For Wagner, the tension brewing in the country “was brewing before Donald Trump was elected,” but the catalyst to get involved in politics on a much deeper level started with the Jan. 6, 2021, attack on the U.S. Capitol.
“I did an unpaid internship with the Boston mayoral race back in 2021, when then-Mayor Marty Walsh was nominated for Secretary of Labor and there was a gap to fill the seat. So I decided to jump in, and I wanted to just see what it was like. This is after January 6, and I was really just horrified about what I saw. So I thought to myself, ‘I need to do something.’ And I guess that's where my instincts at the time led me,” Wagner said.
By the time he returned to Muhlenberg, Wagner was already looking into local candidates and researching campaigns. More importantly, he was thinking about those who were doing things differently to reach a generation that thinks about things in a different way.
“We registered people by doing dorm storming, which is just canvassing but in the dorms,” Wagner said. “We did tabling (additional in-person voter registration) and we talked to our friends… and we're a smaller campus, so everyone kind of knows each other. So it was easier to have those conversations where you were asking your friends ‘Did you vote?’ or ‘Have you registered?’ and then asking them to ask their friends.”
It made the push to the finish line on Election Day one of nervous anticipation.
“That passion and drive was there, and I feel really good about it,” Wagner said. “I know that a lot of my friends feel really good and we all feel proud that we did something. I remember even before the 2020 election, people really wanted to do something with their vote and they really wanted to be a part of something bigger and wanted to feel like their voice mattered.”

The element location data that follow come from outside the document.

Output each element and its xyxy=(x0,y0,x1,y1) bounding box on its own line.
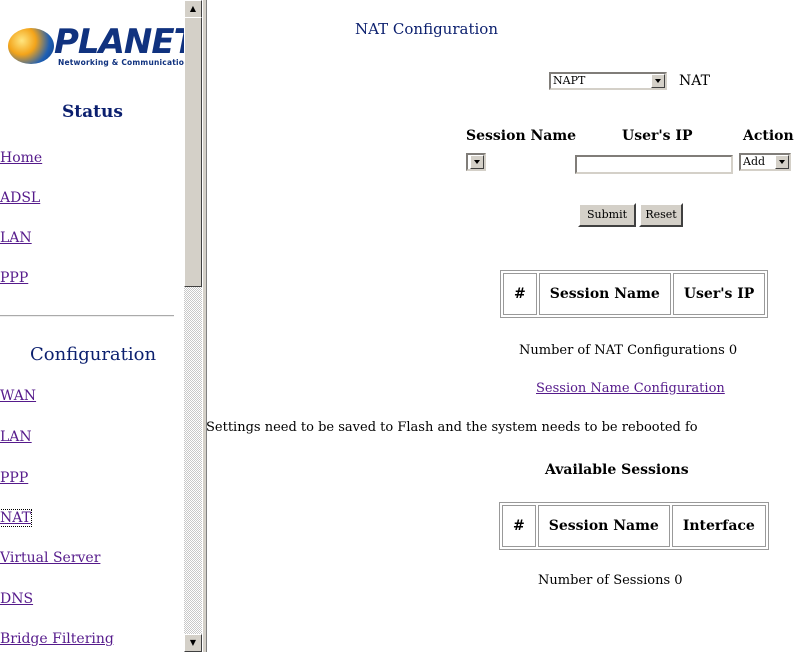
planet-logo: PLANET Networking & Communication xyxy=(6,22,184,68)
available-sessions-table: # Session Name Interface xyxy=(499,502,769,550)
chevron-down-icon xyxy=(470,155,484,169)
nat-config-count: Number of NAT Configurations 0 xyxy=(519,343,738,358)
nav-link-virtual-server[interactable]: Virtual Server xyxy=(0,550,100,566)
table-header-row: # Session Name Interface xyxy=(502,505,766,547)
scrollbar-thumb[interactable] xyxy=(184,17,202,287)
scroll-down-button[interactable]: ▼ xyxy=(184,634,202,652)
nav-link-home[interactable]: Home xyxy=(0,150,42,166)
nav-link-adsl[interactable]: ADSL xyxy=(0,190,40,206)
status-section-title: Status xyxy=(62,102,123,122)
save-notice: Settings need to be saved to Flash and t… xyxy=(207,420,698,435)
globe-icon xyxy=(8,28,54,64)
nav-link-lan-config[interactable]: LAN xyxy=(0,429,32,445)
col-users-ip: User's IP xyxy=(672,273,766,315)
reset-button[interactable]: Reset xyxy=(639,203,683,227)
nat-mode-label: NAT xyxy=(679,73,710,89)
session-name-config-link[interactable]: Session Name Configuration xyxy=(536,381,725,396)
section-divider xyxy=(0,315,174,317)
nat-mode-value: NAPT xyxy=(553,74,586,87)
col-session-name: Session Name xyxy=(538,273,671,315)
nav-link-lan-status[interactable]: LAN xyxy=(0,230,32,246)
logo-wordmark: PLANET xyxy=(54,22,184,62)
page-title: NAT Configuration xyxy=(355,20,498,38)
configuration-section-title: Configuration xyxy=(30,344,157,365)
logo-tagline: Networking & Communication xyxy=(58,58,184,67)
session-name-header: Session Name xyxy=(466,128,577,144)
chevron-down-icon xyxy=(775,155,789,169)
nav-link-dns[interactable]: DNS xyxy=(0,591,33,607)
col-number: # xyxy=(503,273,537,315)
nav-link-ppp-config[interactable]: PPP xyxy=(0,470,28,486)
action-select[interactable]: Add xyxy=(739,153,791,171)
action-header: Action xyxy=(743,128,794,144)
nav-link-wan[interactable]: WAN xyxy=(0,388,36,404)
navigation-scrollbar[interactable]: ▲ ▼ xyxy=(184,0,202,652)
sessions-count: Number of Sessions 0 xyxy=(538,573,683,588)
main-content: NAT Configuration NAPT NAT Session Name … xyxy=(207,0,796,652)
navigation-frame: PLANET Networking & Communication Status… xyxy=(0,0,184,652)
col-session-name: Session Name xyxy=(537,505,670,547)
action-value: Add xyxy=(743,155,766,168)
nav-link-nat[interactable]: NAT xyxy=(0,509,32,527)
col-interface: Interface xyxy=(671,505,766,547)
chevron-down-icon xyxy=(651,74,665,88)
nat-config-table: # Session Name User's IP xyxy=(500,270,769,318)
session-name-select[interactable] xyxy=(466,153,486,171)
users-ip-input[interactable] xyxy=(575,155,733,174)
submit-button[interactable]: Submit xyxy=(578,203,636,227)
users-ip-header: User's IP xyxy=(622,128,693,144)
col-number: # xyxy=(502,505,536,547)
table-header-row: # Session Name User's IP xyxy=(503,273,766,315)
scroll-up-button[interactable]: ▲ xyxy=(184,0,202,18)
available-sessions-title: Available Sessions xyxy=(545,462,689,478)
nav-link-ppp-status[interactable]: PPP xyxy=(0,270,28,286)
nav-link-bridge-filtering[interactable]: Bridge Filtering xyxy=(0,631,114,647)
nat-mode-select[interactable]: NAPT xyxy=(549,72,667,90)
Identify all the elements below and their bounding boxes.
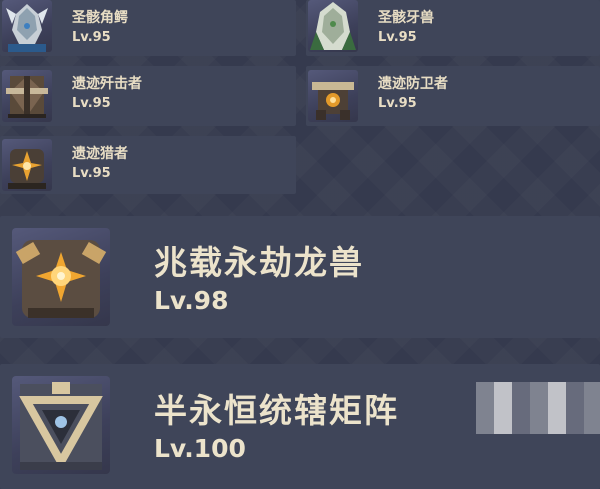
perpetual-mechanical-beast-icon	[12, 228, 110, 326]
enemy-card[interactable]: 遗迹防卫者 Lv.95	[306, 66, 600, 126]
boss-level: Lv.100	[154, 434, 246, 463]
boss-card[interactable]: 兆载永劫龙兽 Lv.98	[0, 216, 600, 338]
enemy-card[interactable]: 圣骸牙兽 Lv.95	[306, 0, 600, 56]
boss-level: Lv.98	[154, 286, 229, 315]
enemy-level: Lv.95	[72, 30, 111, 45]
semi-perpetual-matrix-icon	[12, 376, 110, 474]
boss-name: 半永恒统辖矩阵	[154, 391, 399, 430]
enemy-name: 圣骸角鳄	[72, 10, 128, 26]
enemy-level: Lv.95	[72, 166, 111, 181]
boss-card[interactable]: 半永恒统辖矩阵 Lv.100	[0, 364, 600, 489]
enemy-level: Lv.95	[378, 96, 417, 111]
boss-name: 兆载永劫龙兽	[154, 243, 364, 282]
enemy-name: 圣骸牙兽	[378, 10, 434, 26]
enemy-card[interactable]: 遗迹猎者 Lv.95	[0, 136, 296, 194]
ruin-defender-icon	[308, 70, 358, 122]
ruin-destroyer-icon	[2, 70, 52, 122]
enemy-name: 遗迹歼击者	[72, 76, 142, 92]
enemy-name: 遗迹猎者	[72, 146, 128, 162]
enemy-card[interactable]: 遗迹歼击者 Lv.95	[0, 66, 296, 126]
ruin-hunter-icon	[2, 139, 52, 191]
mosaic-blur	[476, 382, 600, 434]
enemy-name: 遗迹防卫者	[378, 76, 448, 92]
saurian-relic-horned-icon	[2, 0, 52, 52]
enemy-level: Lv.95	[378, 30, 417, 45]
saurian-relic-fanged-icon	[308, 0, 358, 52]
enemy-card[interactable]: 圣骸角鳄 Lv.95	[0, 0, 296, 56]
enemy-level: Lv.95	[72, 96, 111, 111]
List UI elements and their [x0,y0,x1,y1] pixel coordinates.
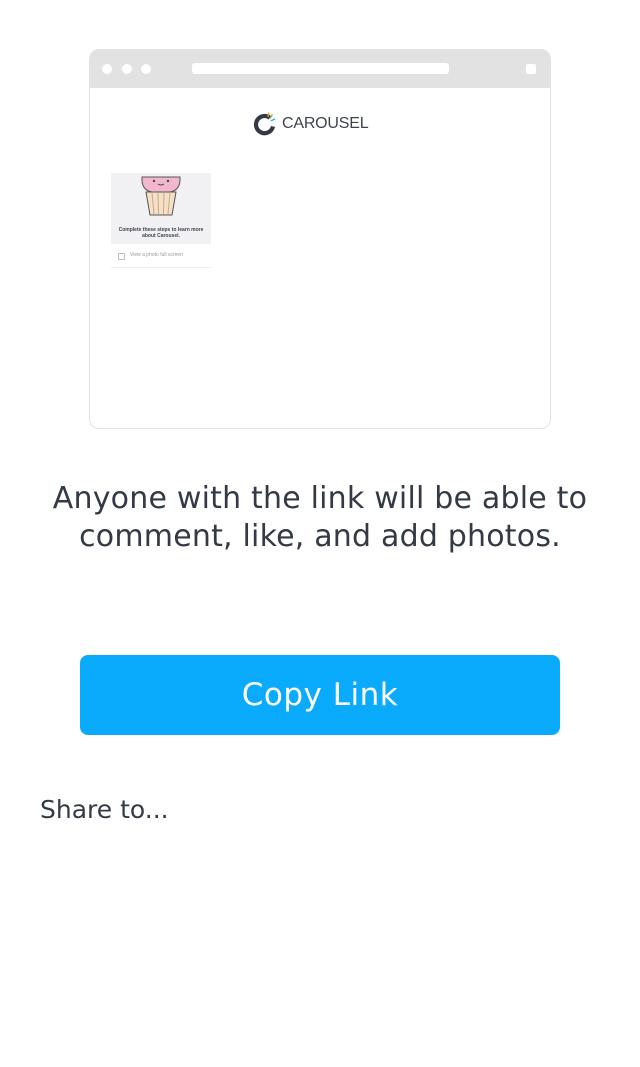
browser-toolbar [90,50,550,88]
cupcake-illustration [141,176,181,216]
window-control-icon [526,64,536,74]
preview-card-image: Complete these steps to learn more about… [111,173,211,244]
carousel-brand: CAROUSEL [253,112,369,136]
carousel-logo-icon [253,112,276,136]
window-dot-icon [122,64,132,74]
preview-checklist-label: View a photo full screen [130,252,183,258]
checkbox-icon [118,253,125,260]
address-bar [192,63,449,74]
preview-card-text: Complete these steps to learn more about… [118,227,204,239]
preview-onboarding-card: Complete these steps to learn more about… [111,173,211,269]
share-to-heading: Share to... [40,795,169,824]
share-description: Anyone with the link will be able to com… [52,481,588,554]
brand-name: CAROUSEL [282,115,369,132]
preview-checklist-item: View a photo full screen [111,251,211,268]
window-dot-icon [102,64,112,74]
window-dot-icon [141,64,151,74]
app-preview-mockup: CAROUSEL Complete these steps to learn m… [89,49,551,429]
copy-link-button[interactable]: Copy Link [80,655,560,735]
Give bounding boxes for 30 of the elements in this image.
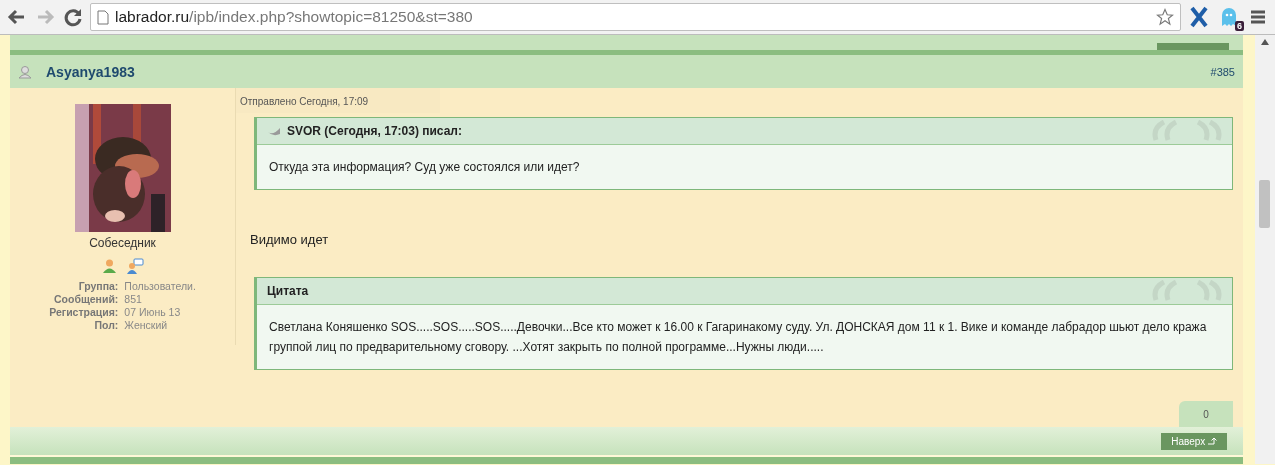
user-rank: Собеседник bbox=[89, 236, 156, 250]
scrollbar[interactable] bbox=[1255, 35, 1275, 464]
address-bar[interactable]: labrador.ru/ipb/index.php?showtopic=81250&st=380 bbox=[90, 3, 1181, 31]
author-name[interactable]: Asyanya1983 bbox=[46, 63, 1197, 80]
field-label: Сообщений: bbox=[53, 293, 119, 306]
quote-header: SVOR (Сегодня, 17:03) писал: bbox=[287, 124, 462, 138]
quote-arrow-icon bbox=[267, 126, 281, 136]
message-icon[interactable] bbox=[126, 258, 144, 274]
quote-text: Откуда эта информация? Суд уже состоялся или идет? bbox=[268, 159, 581, 176]
field-value: 07 Июнь 13 bbox=[124, 306, 182, 319]
scroll-up-icon[interactable] bbox=[1261, 39, 1269, 45]
field-label: Группа: bbox=[77, 280, 119, 293]
field-value: 851 bbox=[124, 293, 143, 306]
star-icon[interactable] bbox=[1156, 8, 1174, 26]
page-icon bbox=[97, 9, 109, 25]
field-label: Регистрация: bbox=[49, 306, 119, 319]
post-number[interactable]: #385 bbox=[1210, 65, 1235, 78]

"I remember even before the 2020 election, people really wanted to do something with their vote and they really wanted to be a part of something bigger and wanted to feel like their voice mattered.”Muhlenberg College senior Alex Wagner
Reaching young voters where they are
Victor Shi, the director of strategy for Voters of Tomorrow, an advocacy group for Gen Z, cautioned that preliminary data on young voter turnout is not yet final. But he said it certainly made a difference in several key races as Democrats held the Senate and stopped what many political observers predicted would be a Republican red wave.
But the focus now is moving forward on outreach to a generation both increasingly engaged but also disillusioned about the divisiveness of politics, he said.
“I think engaging more young voters is two-pronged,” Shi said in a series of messages Friday. “1. Spending time where we are (online, college campuses) and 2. Democrats investing in registering us to vote and mobilizing us every day of every year, not just a couple weeks before Election Day.”
As Wagner looks to what’s next, it’s a strategy he’s keen to carry forward.
“The politicians who really go out of their way to interact with the youth vote have found a lot of success locally,” he said. “So I know that a lot of people, myself included, have thought about like, ‘Why not?’ What’s stopping me or any one of my friends or people from my generation? There's nothing stopping us from just saying, ‘I'm gonna run for something. I'm going to, and I want to go out there and make a change.”
That change might also come sooner rather than later.
“I’m graduating in December and I’m already trying to figure out what’s going on," Wagner said. "I do want to make a change in my community, and I believe that Pennsylvania right now is the way that I can have the most impact. Whether that's working for a candidate’s office, working for a current congressperson, senator or governor by being in their administration, or even running for myself…I think it's all in the cards.”